Miser sur les PME débutantes non cotées via le financement participatif ou « crowdfunding »

Par Laurence Boccara | 13/12

Faute d’obtenir des financements bancaires, les jeunes chefs d’entreprise se tournent de plus en plus vers le « crowdfunding ».

Les plates-formes de financement participatif ou « crowdfunding », dédiés aux PME débutantes non cotées, essaiment sur la Toile (Anaxago, SmartAngels, KissKissBankBank, WiSEED). Plus accessible que les réseaux de « business angel », le financement participatif permet au particulier d’investir dans un projet d’entreprise à partir de 100 euros.
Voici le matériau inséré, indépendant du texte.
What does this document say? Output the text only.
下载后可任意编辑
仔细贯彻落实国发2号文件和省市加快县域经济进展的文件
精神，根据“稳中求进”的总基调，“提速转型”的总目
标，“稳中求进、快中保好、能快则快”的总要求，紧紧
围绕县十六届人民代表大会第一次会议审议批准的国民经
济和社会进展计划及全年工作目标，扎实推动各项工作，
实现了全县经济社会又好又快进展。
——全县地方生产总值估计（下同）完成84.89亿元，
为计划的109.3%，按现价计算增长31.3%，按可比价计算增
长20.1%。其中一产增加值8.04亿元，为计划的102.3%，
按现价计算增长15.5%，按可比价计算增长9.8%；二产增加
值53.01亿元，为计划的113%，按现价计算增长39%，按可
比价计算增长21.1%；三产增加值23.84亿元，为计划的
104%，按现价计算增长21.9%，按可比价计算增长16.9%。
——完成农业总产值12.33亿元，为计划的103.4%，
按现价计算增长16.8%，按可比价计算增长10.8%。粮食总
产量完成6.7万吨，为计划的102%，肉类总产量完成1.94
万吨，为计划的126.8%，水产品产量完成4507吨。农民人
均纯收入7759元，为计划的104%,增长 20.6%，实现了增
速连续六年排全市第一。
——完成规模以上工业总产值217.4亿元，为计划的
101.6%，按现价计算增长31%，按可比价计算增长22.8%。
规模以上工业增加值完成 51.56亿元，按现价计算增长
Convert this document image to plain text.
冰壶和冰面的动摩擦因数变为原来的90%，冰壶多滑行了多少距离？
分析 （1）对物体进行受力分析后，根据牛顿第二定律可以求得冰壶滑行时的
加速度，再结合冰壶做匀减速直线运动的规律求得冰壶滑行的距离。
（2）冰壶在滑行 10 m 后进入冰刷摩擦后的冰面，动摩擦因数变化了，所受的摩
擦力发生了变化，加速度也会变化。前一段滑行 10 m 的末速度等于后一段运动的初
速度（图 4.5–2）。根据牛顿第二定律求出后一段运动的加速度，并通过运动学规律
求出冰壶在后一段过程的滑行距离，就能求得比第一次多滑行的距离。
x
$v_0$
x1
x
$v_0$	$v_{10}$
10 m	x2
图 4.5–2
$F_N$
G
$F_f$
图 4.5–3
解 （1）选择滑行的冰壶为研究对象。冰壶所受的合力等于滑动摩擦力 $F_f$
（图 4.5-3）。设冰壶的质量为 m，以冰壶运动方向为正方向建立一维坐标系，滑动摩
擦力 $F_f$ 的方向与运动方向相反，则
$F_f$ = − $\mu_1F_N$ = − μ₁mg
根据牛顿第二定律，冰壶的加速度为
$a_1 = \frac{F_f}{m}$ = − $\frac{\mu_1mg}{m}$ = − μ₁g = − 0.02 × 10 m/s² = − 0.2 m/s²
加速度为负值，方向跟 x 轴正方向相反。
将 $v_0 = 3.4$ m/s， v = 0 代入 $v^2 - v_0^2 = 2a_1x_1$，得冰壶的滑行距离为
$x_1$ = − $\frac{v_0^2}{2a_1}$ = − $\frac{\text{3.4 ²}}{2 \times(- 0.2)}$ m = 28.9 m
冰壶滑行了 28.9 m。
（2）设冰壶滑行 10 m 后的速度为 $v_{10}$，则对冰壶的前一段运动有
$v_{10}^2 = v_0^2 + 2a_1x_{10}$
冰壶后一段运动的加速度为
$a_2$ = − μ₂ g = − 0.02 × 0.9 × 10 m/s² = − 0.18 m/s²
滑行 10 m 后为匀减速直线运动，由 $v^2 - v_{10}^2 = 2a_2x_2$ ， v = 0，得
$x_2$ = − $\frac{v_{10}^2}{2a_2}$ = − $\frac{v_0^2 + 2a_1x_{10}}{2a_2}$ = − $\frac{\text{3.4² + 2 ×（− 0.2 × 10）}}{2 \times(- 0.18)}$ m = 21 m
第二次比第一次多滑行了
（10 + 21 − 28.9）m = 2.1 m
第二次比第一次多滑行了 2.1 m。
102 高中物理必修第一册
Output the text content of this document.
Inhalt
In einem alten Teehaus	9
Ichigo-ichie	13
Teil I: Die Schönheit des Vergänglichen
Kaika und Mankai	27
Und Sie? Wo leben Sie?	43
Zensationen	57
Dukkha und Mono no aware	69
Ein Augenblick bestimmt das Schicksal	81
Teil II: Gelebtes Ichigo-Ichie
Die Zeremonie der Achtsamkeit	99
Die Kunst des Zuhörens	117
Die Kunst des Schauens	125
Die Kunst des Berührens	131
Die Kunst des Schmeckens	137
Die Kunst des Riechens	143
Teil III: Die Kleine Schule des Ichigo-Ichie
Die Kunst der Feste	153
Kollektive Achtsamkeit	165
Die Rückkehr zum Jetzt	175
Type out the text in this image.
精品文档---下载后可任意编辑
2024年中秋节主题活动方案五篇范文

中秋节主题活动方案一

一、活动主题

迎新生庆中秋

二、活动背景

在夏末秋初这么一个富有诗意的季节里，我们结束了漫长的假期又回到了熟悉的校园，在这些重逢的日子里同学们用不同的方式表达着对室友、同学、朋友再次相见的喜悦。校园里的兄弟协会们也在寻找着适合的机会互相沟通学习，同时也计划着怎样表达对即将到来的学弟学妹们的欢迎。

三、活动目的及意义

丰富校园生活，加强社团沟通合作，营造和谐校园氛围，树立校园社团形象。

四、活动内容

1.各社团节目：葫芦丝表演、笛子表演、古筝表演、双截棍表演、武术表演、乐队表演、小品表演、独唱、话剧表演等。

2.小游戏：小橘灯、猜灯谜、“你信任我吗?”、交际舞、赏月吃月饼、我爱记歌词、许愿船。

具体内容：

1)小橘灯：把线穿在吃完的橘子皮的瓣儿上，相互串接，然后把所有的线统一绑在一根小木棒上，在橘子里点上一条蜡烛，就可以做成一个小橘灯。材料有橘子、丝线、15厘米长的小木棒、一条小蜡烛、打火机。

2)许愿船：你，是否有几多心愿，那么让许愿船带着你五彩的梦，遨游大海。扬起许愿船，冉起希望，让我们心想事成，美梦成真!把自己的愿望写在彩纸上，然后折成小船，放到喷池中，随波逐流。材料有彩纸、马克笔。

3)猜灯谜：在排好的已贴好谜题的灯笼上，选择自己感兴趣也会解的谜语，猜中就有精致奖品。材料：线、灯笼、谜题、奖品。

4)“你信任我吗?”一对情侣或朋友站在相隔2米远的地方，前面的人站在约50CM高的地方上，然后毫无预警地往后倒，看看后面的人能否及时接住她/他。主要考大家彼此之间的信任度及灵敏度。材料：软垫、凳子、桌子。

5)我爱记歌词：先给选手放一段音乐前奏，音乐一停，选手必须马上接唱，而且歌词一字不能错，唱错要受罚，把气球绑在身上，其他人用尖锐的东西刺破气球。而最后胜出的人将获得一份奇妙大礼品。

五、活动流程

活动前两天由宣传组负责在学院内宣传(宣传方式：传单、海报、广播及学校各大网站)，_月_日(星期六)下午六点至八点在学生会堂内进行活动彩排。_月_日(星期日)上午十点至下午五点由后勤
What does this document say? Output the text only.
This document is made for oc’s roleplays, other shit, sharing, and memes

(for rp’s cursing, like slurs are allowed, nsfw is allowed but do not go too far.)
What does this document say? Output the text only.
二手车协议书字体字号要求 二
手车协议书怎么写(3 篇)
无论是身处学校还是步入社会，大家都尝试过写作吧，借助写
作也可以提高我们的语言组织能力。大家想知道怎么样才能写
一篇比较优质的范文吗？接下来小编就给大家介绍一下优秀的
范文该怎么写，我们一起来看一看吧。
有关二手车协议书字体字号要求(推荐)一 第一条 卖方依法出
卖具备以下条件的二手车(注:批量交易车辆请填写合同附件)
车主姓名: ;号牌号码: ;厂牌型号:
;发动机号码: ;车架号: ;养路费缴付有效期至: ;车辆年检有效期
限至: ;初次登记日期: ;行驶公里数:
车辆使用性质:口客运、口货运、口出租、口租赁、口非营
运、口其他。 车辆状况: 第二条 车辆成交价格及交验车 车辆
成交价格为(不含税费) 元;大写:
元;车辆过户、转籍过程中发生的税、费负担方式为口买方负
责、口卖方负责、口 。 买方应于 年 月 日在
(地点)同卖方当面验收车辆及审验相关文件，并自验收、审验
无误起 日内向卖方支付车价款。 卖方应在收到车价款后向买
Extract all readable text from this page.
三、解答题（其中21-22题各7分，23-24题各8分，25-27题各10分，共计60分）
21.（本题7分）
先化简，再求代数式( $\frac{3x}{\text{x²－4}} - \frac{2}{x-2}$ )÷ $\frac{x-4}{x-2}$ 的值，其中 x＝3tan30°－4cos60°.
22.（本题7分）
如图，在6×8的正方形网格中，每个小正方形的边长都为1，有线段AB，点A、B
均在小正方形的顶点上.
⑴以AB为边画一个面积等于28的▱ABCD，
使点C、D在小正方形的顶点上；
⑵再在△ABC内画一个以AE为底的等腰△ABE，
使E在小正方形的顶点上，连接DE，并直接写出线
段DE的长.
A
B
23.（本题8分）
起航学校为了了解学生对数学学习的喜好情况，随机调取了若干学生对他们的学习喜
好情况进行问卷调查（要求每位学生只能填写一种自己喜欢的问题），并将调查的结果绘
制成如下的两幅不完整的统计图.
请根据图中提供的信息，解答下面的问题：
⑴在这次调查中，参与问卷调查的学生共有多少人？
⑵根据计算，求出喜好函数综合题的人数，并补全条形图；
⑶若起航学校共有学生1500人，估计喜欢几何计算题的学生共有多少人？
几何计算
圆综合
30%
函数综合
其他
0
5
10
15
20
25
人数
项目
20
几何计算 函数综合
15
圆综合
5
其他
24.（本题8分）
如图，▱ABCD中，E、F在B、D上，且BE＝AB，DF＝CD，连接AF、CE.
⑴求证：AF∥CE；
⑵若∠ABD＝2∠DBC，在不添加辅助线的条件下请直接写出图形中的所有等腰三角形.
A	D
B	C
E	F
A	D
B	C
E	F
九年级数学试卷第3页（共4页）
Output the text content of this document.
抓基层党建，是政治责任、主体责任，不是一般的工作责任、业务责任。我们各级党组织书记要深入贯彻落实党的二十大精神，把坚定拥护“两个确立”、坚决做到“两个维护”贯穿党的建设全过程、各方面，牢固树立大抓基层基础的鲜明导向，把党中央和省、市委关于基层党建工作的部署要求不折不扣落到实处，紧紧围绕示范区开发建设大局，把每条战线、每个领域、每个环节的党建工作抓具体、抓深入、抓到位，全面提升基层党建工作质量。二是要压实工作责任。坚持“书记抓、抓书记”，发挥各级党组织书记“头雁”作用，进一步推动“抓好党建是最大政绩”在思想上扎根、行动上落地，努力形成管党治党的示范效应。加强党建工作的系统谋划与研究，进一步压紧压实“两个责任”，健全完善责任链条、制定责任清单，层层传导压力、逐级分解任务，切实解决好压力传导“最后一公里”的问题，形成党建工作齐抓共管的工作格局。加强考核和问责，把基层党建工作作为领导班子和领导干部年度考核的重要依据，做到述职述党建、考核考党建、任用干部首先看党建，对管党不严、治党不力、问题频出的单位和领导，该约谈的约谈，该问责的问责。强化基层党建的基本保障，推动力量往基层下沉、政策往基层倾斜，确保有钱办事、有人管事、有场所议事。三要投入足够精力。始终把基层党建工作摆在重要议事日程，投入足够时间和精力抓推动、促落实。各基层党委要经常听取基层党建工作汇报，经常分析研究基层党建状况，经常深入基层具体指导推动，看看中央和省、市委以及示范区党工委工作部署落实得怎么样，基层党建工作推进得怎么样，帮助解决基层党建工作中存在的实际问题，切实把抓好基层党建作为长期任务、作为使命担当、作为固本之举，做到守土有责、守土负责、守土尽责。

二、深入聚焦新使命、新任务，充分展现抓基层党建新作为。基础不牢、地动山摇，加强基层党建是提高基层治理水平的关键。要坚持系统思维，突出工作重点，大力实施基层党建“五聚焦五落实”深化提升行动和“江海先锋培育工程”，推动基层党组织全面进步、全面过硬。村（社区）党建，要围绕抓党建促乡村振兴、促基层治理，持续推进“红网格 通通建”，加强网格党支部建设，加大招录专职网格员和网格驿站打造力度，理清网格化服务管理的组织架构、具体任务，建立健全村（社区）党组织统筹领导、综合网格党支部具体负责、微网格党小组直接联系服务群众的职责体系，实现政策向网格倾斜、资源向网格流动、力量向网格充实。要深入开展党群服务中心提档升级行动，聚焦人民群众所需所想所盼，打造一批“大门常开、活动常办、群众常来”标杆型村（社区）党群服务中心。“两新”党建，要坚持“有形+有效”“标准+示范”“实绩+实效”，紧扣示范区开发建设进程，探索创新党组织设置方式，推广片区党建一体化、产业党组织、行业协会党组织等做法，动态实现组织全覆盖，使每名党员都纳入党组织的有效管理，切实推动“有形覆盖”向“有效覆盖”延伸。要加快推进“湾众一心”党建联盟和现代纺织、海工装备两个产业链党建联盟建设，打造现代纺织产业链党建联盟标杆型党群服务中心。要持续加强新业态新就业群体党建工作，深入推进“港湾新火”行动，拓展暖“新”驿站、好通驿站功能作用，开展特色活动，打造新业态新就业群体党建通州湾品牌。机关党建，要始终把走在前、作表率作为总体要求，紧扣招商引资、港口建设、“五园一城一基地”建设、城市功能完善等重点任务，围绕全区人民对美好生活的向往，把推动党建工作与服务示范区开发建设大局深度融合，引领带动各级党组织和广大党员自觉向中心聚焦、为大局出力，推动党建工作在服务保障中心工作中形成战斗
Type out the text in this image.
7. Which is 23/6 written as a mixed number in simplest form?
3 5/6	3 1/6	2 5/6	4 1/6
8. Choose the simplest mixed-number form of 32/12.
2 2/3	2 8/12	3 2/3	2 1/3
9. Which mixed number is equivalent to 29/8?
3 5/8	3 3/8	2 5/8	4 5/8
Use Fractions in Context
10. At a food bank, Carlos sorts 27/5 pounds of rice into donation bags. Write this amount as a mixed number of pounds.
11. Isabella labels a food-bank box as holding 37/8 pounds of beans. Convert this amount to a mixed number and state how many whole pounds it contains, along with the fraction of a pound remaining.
Un premier tri de sociétés en quête de financements est réalisé par ces plates-formes spécialisées.

Faible liquidité

Chaque dossier sélectionné est dans un deuxième temps soumis au vote de la communauté des « crowdfunders », avant d’être mis en ligne avec une campagne de souscription limitée dans le temps.  « On prévient d’emblée les investisseurs que l’argent investi doit être mobilisé pendant au moins cinq ans. C’est le temps nécessaire pour une société de faire ses preuves », souligne Thierry Mercuriol, président-fondateur de WiSEED. Ce placement est d’ailleurs peu liquide. Les sorties ne sont envisageables qu’à l’occasion du rachat des parts par le dirigeant ou l’entrée d’un actionnaire important.

Dans ce genre d’opération, le retour sur investissement n’est pas assuré.  « Sur 10 sociétés financées, un tiers réalisera de belles performances, un tiers s’en sortira correctement et un tiers échouera. Pour les réussites, on peut tabler sur un taux de rendement interne (TRI) de 7 à 12 % », indique Thierry Mercuriol.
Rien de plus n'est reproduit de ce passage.